What does that mean for MLP investors? Since the MLPs itself does not pay tax, it is able to pass along more of its earnings to its investors than a corporation. It does this in the form of quarterly cash distributions. From a tax standpoint, these distributions are treated more favorably than corporate dividends.

Rather than taxable investment income, the amount of distribution beyond net income is considered to be a return of capital and reduces the partner’s basis in the partnership units. The partner will not be taxed on these amounts until the MLP units are sold and tax is paid on the gain, including distributions, or when the basis reaches zero.

What happen when units are sold? When the units are sold, the difference between the sales price and the adjusted basis equals the taxable gain (or loss). Some of the tax on the capital gain from selling the interest will be taxed at the capital gains rate. That portion of the gain that results from a downward adjustment of the basis after allocation of depreciation or depletion deductions will be taxed at the ordinary income rate.

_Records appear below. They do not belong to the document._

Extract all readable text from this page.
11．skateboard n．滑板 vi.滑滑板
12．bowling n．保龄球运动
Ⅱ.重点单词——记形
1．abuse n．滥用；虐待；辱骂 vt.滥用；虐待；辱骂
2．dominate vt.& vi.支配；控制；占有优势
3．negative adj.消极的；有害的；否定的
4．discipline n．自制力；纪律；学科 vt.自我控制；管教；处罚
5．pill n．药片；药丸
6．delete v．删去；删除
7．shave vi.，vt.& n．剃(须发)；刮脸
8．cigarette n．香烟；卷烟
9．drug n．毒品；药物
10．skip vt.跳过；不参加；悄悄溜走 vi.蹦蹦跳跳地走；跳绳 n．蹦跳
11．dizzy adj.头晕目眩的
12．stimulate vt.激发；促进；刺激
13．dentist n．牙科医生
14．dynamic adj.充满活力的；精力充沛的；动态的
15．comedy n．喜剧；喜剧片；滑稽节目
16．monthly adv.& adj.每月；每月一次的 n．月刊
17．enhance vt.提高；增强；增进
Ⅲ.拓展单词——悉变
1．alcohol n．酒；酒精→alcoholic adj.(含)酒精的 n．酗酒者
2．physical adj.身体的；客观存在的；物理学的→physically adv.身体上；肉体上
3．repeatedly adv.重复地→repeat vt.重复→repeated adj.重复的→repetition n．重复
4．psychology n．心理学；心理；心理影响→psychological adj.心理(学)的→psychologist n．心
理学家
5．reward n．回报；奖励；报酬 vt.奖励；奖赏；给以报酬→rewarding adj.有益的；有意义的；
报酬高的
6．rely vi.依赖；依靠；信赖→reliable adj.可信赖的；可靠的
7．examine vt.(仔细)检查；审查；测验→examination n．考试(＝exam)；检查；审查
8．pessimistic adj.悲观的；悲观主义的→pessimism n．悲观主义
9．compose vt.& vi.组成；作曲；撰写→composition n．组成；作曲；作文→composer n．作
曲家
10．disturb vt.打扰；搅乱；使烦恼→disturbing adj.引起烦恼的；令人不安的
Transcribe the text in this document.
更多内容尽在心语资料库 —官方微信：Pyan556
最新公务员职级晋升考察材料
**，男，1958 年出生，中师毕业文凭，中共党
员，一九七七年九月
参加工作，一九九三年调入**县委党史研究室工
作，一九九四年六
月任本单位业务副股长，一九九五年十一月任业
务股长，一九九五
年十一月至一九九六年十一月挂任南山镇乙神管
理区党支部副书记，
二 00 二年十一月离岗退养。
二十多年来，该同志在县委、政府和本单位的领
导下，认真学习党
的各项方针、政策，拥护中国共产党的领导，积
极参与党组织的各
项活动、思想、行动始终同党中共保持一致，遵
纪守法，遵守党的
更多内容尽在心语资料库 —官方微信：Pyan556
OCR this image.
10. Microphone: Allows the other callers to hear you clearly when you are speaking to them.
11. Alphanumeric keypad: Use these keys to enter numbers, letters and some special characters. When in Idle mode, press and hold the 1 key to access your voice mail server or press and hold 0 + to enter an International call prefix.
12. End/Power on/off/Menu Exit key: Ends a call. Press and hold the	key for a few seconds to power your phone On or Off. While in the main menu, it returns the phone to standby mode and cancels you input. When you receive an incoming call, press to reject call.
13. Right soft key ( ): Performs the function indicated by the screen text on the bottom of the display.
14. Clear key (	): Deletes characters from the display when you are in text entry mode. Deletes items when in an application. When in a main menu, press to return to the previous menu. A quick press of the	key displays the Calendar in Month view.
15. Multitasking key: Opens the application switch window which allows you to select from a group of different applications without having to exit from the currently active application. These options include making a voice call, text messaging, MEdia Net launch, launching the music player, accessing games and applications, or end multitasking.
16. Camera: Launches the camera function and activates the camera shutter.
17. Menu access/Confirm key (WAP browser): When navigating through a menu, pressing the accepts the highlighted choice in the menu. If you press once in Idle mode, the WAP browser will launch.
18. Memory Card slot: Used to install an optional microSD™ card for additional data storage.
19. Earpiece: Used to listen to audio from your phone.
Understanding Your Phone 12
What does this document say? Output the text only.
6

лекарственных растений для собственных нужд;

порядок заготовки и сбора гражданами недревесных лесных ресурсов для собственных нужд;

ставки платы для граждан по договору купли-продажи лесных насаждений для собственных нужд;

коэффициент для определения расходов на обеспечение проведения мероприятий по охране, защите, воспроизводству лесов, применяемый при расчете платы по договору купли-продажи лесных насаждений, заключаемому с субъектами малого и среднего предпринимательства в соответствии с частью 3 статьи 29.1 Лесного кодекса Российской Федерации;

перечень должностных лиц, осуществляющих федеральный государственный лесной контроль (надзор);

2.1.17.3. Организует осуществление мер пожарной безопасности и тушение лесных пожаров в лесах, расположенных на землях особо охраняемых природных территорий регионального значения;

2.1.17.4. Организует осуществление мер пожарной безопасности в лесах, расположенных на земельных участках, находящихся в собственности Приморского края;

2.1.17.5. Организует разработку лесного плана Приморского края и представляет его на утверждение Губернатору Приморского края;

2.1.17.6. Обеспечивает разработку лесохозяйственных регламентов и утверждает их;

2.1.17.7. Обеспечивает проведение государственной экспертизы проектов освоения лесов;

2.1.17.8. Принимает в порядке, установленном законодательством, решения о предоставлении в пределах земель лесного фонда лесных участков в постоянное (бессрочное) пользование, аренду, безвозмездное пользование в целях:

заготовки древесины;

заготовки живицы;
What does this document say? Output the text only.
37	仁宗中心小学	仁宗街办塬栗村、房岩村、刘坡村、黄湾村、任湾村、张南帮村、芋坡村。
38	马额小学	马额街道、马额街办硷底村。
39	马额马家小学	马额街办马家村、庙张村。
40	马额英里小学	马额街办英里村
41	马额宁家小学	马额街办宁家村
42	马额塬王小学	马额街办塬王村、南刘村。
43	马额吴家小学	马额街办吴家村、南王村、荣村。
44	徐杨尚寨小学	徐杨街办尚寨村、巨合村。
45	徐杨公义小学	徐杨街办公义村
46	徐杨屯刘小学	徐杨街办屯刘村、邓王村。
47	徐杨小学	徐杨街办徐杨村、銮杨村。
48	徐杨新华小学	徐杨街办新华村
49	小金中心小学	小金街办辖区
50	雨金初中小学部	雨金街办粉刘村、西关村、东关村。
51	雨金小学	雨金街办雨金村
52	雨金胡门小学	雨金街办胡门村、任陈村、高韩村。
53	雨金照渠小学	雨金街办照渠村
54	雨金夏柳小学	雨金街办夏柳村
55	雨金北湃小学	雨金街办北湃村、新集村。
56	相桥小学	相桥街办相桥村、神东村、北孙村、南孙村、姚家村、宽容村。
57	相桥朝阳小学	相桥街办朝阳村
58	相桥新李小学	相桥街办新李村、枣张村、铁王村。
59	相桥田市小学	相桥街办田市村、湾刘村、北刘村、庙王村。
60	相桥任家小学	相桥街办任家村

What is a K-1? How does it impact an investor’s tax filing? The K-1 form is the document an MLP investor will receive during tax season showing the investor’s share of each item of partnership income, gain/ loss, deductions and credits. The K-1 provides the information necessary for an investor’s tax return.

MLP investors receive this form instead of the 1099. While K-1s cannot be made available in January as is done with the 1099, MLPs work hard to provide the K-1 on a timely basis. Usually an investor can download the K-1 from a company website in time to meet tax filing deadlines. Can investors hold MLPs in an IRA? Yes, but MLPs may not represent the best investment for a retirement plan. First, an MLP offers significant tax benefits that are better utilized in a taxable account. Secondly, an IRA (or any tax-exempt entity earning income from an outside business) is subject to the unrelated business income tax (UBIT) after the first $1,000 of net income from a business that is unrelated to its exempt purpose (unrelated business taxable income, or UBTI).

What other options do investors have? There are several closed-end mutual funds and a few open-end funds that concentrate on MLPs. If investors turn to one of these funds, they will receive a 1099 form instead of a K-1.